Akan tetapi, para pengikut Kristus tidak boleh dengan sengaja membuat diri miskin, lalu bergantung pada bantuan orang lain. Sebaliknya, mereka harus bekerja keras agar dapat mengurus keluarga mereka dan juga memiliki ”sesuatu untuk dibagikan kepada orang yang membutuhkan”. (Ef 4:28; 1Tes 4:10-12; 2Tes 3:10-12; 1Tim 5:8) Mereka harus puas dengan makanan, pakaian, dan penaungan, dan tidak mati-matian mengejar kekayaan. Siapa pun yang mengutamakan pengejaran hal-hal materi berada dalam bahaya terlibat praktek-praktek yang tidak jujur dan bahaya kehilangan iman karena mengabaikan hal-hal rohani. Itulah yang terjadi pada beberapa orang, sebagaimana nyata dari kata-kata Paulus kepada Timotius, ”Orang yang bertekad untuk menjadi kaya jatuh dalam godaan dan jerat dan banyak keinginan yang hampa dan menyakitkan, yang menjerumuskan orang-orang ke dalam kebinasaan dan keruntuhan. Sebab cinta akan uang adalah akar segala macam perkara yang mencelakakan, dan dengan memupuk cinta ini beberapa orang telah disesatkan dari iman dan menikam diri mereka dengan banyak kesakitan.”—1Tim 6:9, 10.

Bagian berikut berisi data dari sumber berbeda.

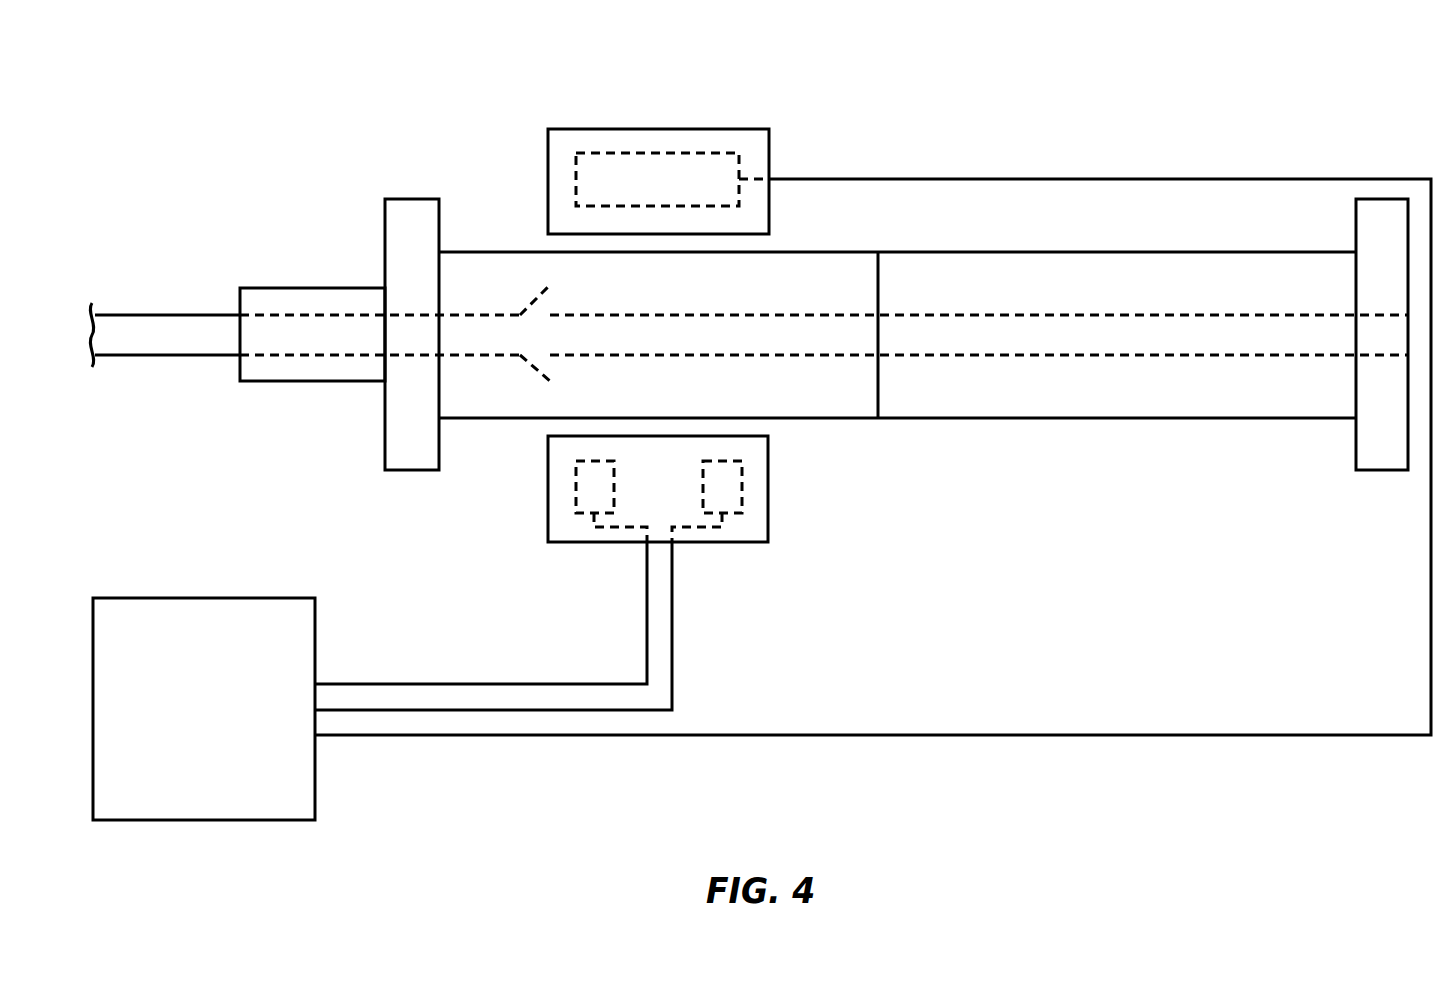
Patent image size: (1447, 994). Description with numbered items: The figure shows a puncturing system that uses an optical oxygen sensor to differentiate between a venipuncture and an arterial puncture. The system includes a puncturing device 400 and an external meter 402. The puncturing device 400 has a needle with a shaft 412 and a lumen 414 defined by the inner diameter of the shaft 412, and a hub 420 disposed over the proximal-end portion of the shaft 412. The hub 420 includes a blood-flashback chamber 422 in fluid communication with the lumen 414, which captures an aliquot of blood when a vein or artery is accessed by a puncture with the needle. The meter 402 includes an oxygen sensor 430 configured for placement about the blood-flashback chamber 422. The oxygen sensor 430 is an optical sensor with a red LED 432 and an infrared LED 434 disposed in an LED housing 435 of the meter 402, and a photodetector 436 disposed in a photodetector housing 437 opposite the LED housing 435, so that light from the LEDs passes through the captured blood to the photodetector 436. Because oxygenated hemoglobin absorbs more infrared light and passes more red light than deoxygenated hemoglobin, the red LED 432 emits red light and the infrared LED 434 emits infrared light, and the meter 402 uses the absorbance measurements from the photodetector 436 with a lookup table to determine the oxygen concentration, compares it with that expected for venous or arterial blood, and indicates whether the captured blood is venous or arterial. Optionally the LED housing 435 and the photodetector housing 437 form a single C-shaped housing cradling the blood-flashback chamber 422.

The puncturing device 400 is at (298, 140).
The external meter 402 is at (232, 842).
The shaft 412 is at (135, 320).
The lumen 414 is at (230, 333).
The hub 420 is at (1102, 453).
The blood-flashback chamber 422 is at (827, 297).
The oxygen sensor 430 is at (653, 351).
The red LED 432 is at (576, 498).
The infrared LED 434 is at (742, 487).
The LED housing 435 is at (565, 542).
The photodetector 436 is at (738, 167).
The photodetector housing 437 is at (593, 129).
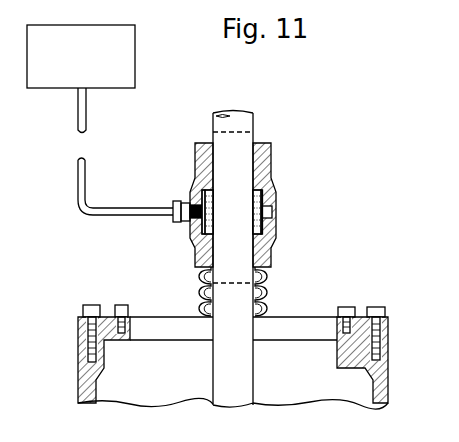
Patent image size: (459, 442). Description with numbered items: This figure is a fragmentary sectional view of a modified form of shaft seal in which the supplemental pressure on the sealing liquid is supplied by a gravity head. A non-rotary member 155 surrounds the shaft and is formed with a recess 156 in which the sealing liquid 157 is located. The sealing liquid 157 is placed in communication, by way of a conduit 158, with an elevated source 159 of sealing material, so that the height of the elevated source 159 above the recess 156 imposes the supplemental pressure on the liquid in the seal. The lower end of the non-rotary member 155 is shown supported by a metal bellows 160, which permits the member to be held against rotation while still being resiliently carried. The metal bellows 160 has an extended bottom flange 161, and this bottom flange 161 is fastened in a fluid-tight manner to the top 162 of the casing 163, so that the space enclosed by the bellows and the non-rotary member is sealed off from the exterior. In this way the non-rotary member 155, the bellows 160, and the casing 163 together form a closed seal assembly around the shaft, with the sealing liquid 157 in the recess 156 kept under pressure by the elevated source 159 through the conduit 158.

The non-rotary member 155 is at (272, 147).
The recess 156 is at (259, 218).
The sealing liquid 157 is at (258, 201).
The conduit 158 is at (86, 163).
The elevated source of sealing material 159 is at (135, 48).
The metal bellows 160 is at (272, 290).
The bottom flange 161 is at (300, 313).
The top of the casing 162 is at (112, 342).
The casing 163 is at (373, 387).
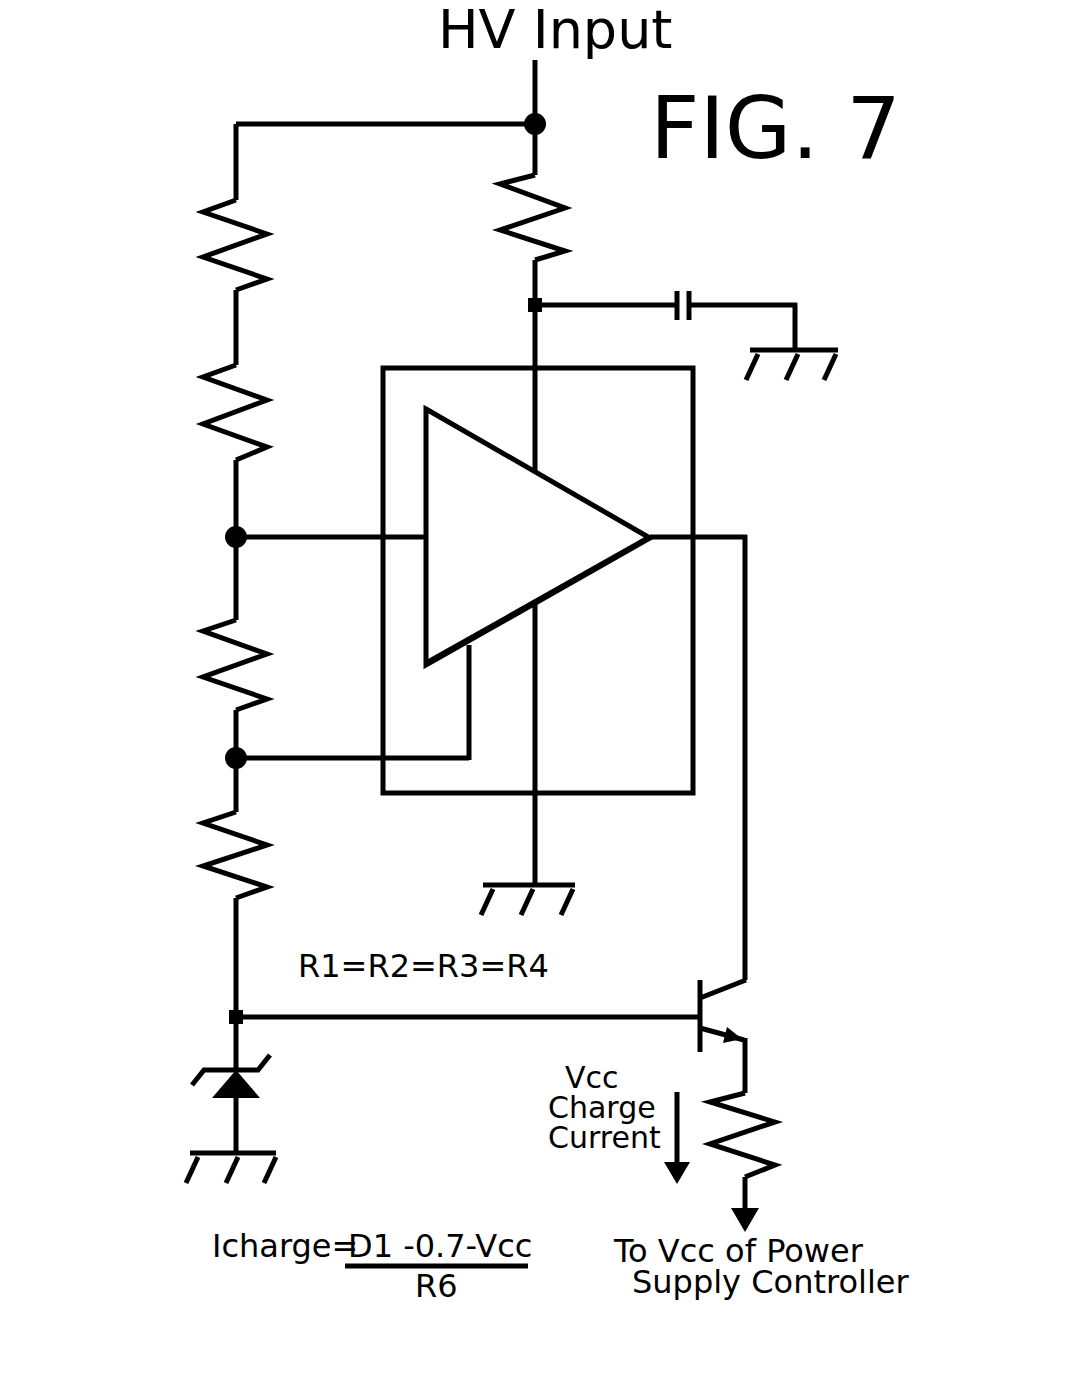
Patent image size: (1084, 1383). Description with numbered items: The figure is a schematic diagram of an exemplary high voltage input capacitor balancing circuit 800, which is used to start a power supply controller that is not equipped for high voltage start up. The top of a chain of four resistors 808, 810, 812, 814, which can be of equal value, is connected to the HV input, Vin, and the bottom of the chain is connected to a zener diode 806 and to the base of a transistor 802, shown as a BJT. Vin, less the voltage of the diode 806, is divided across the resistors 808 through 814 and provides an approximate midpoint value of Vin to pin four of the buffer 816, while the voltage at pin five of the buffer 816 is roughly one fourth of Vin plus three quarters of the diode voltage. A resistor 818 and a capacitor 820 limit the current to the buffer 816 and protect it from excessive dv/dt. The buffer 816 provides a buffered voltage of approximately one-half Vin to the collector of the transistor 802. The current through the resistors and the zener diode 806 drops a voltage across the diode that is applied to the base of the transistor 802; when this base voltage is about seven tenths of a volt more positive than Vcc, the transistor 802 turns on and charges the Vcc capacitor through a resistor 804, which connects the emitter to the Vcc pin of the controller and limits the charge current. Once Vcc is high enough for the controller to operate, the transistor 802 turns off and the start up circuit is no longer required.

The high voltage input capacitor balancing circuit 800 is at (842, 562).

Tentu saja, apa yang Yesus katakan kepada penguasa muda yang kaya itu tidak memaksudkan bahwa orang Kristen tidak boleh memiliki kekayaan materi. Pada abad pertama M, misalnya, ada orang-orang Kristen kaya yang bergabung dengan sidang di Efesus. Rasul Paulus tidak menyuruh Timotius untuk memberikan saran spesifik kepada saudara-saudara kaya itu agar mereka menyingkirkan semua kekayaan materi, tetapi ia menulis, ”Berilah perintah kepada orang kaya dalam sistem sekarang ini agar tidak tinggi hati, dan menaruh harapan mereka, bukan pada kekayaan yang tidak pasti, tetapi pada Allah, yang memberikan segala sesuatu dengan limpah kepada kita untuk kesenangan kita; agar mengupayakan kebaikan, kaya dengan perbuatan baik, murah tangan, rela membagi apa yang mereka miliki, menimbun harta dengan cara yang aman sebagai fondasi yang baik bagi diri mereka untuk masa depan, agar mereka dapat dengan teguh menggenggam kehidupan yang sebenarnya.” (1Tim 6:17-19) Jadi, orang-orang Kristen yang kaya itu harus memperhatikan sikap mereka, mempunyai pandangan yang sepatutnya terhadap kekayaan dan menggunakannya dengan murah hati untuk menolong orang lain.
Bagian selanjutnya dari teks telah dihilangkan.